“Private” life

By: Grant Goetcheus
Twitter: @goetcheusg
Email: goetcheusg@Findlay.edu

As the constitution was written over two centuries ago, society has changed since that time period. The forms of communication were slower. Things were mostly hand written and spread through word of mouth.
Although the word press was coming into society, it was not fully integrated into mass communication. With the creation of the internet, communication has become easier. The time it takes to type a tweet is shorter than it would be to write a letter.
These advancements have not come without cost, however. Society has become connected at every facet of life. The idea of privacy and a safe space it is becoming more challenged every day.
Privacy was never mentioned in the constitution and was never talked about in the legal system in America until the 1960’s. Griswold v. Conn. (381 U.S. 479) set the precedent that stated citizens have privacy in their homes and the things that they do in their homes. Another defining case relating to this was Kats v. US (389 U.S. 347), further clarifying that citizens have privacy in all areas outside the home that have a reasonable expectation of privacy.

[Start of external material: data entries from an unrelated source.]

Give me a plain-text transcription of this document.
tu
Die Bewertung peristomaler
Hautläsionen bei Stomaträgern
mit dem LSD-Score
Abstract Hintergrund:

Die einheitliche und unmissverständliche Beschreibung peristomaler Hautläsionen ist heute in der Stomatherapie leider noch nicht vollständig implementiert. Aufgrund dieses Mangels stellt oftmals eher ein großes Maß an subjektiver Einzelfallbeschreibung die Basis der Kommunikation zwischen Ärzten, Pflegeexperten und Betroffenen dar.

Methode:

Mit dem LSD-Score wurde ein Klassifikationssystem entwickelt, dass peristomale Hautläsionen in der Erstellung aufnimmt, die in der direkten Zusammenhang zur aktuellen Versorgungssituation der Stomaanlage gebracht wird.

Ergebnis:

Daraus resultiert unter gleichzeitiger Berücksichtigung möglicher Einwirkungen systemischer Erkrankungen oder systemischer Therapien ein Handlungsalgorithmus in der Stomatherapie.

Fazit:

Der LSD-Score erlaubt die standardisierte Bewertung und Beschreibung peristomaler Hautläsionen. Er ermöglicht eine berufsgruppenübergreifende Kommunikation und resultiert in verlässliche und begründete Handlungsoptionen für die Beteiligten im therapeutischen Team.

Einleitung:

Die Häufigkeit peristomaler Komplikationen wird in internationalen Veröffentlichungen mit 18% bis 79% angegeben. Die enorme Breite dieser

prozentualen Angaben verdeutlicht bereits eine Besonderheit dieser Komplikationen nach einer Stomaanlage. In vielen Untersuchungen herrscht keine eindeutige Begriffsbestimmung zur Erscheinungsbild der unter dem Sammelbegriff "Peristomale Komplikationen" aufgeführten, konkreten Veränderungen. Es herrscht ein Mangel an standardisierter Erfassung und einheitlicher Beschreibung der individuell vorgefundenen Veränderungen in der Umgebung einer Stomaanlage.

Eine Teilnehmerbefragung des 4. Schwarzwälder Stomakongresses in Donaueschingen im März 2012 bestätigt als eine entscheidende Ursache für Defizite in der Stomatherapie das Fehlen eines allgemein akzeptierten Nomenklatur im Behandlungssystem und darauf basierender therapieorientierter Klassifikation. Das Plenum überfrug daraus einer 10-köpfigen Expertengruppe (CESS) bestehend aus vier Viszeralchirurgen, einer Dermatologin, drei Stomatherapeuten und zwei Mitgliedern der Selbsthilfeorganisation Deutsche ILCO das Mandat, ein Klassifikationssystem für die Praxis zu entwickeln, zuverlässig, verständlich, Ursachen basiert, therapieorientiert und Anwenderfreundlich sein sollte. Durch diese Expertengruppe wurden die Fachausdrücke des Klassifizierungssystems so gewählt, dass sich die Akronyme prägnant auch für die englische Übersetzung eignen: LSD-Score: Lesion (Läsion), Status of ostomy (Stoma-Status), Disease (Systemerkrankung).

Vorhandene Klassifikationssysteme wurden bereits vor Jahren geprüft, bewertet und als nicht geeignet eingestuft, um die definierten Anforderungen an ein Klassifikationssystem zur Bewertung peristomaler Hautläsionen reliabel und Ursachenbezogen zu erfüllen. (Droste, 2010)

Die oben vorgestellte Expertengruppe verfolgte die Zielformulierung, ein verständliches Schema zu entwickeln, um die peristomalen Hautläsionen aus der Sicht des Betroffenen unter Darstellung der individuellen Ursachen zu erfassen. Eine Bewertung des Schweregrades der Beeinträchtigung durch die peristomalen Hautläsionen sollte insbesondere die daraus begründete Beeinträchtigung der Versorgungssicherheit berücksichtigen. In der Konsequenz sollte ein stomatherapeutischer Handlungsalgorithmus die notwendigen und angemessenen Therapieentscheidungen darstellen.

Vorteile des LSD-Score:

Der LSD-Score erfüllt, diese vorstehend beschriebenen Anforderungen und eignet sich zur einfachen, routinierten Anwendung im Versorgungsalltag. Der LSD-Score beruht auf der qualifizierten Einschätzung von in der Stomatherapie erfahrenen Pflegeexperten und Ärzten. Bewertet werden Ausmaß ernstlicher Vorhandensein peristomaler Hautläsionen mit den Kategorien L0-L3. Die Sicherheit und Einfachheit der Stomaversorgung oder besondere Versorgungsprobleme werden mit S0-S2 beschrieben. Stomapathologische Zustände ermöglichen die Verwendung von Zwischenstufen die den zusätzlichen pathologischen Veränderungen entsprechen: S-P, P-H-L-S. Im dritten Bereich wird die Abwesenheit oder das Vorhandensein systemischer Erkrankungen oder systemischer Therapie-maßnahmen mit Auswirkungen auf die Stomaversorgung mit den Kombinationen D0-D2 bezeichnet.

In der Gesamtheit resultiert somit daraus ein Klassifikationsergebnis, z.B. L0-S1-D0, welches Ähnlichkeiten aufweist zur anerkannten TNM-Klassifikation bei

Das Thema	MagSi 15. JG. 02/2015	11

With social media climbing into society, privacy has become difficult. Every selfie and every post shrinks that area of reasonable privacy. While this may not impact one’s personal life, it could be detrimental to a professional one.
According to the National Conferences of State Legislatures, “Some employers, however, say that access to personal social media accounts of employees is needed to protect the employer’s proprietary information or trade secrets, to comply with certain federal financial regulations or to prevent the employer from being exposed to legal liabilities.” Employers are not really concerned about selfies, but are worried about the company documents and ideas that are in the background of that picture.
The states have already begun creating legislature to protect employee’s passwords for personal internet accounts. So far 26 states have passed laws pertaining to employers and 13 have passed laws pertaining to educational institutions therefore making it important to understand states laws at work and home.
In regards to social media and future employment, University of Findlay Professor of Mass Media and the Law Dr. Diana Montague says reading the code of ethics is important.
“Look at your company’s codes of ethics and the employee handbook for rules on social media activities. Social media is under the protection of the 1st Amendment and free speech,” said Montague. “However, that protects against the government and not an employer. They can legally fire you if they show that you violated their rules that were signed when you started.”
There is no telling how social media will change and how future laws could change the way it’s used. Until then, it is important to reflect on posts and what can become of them after hitting send.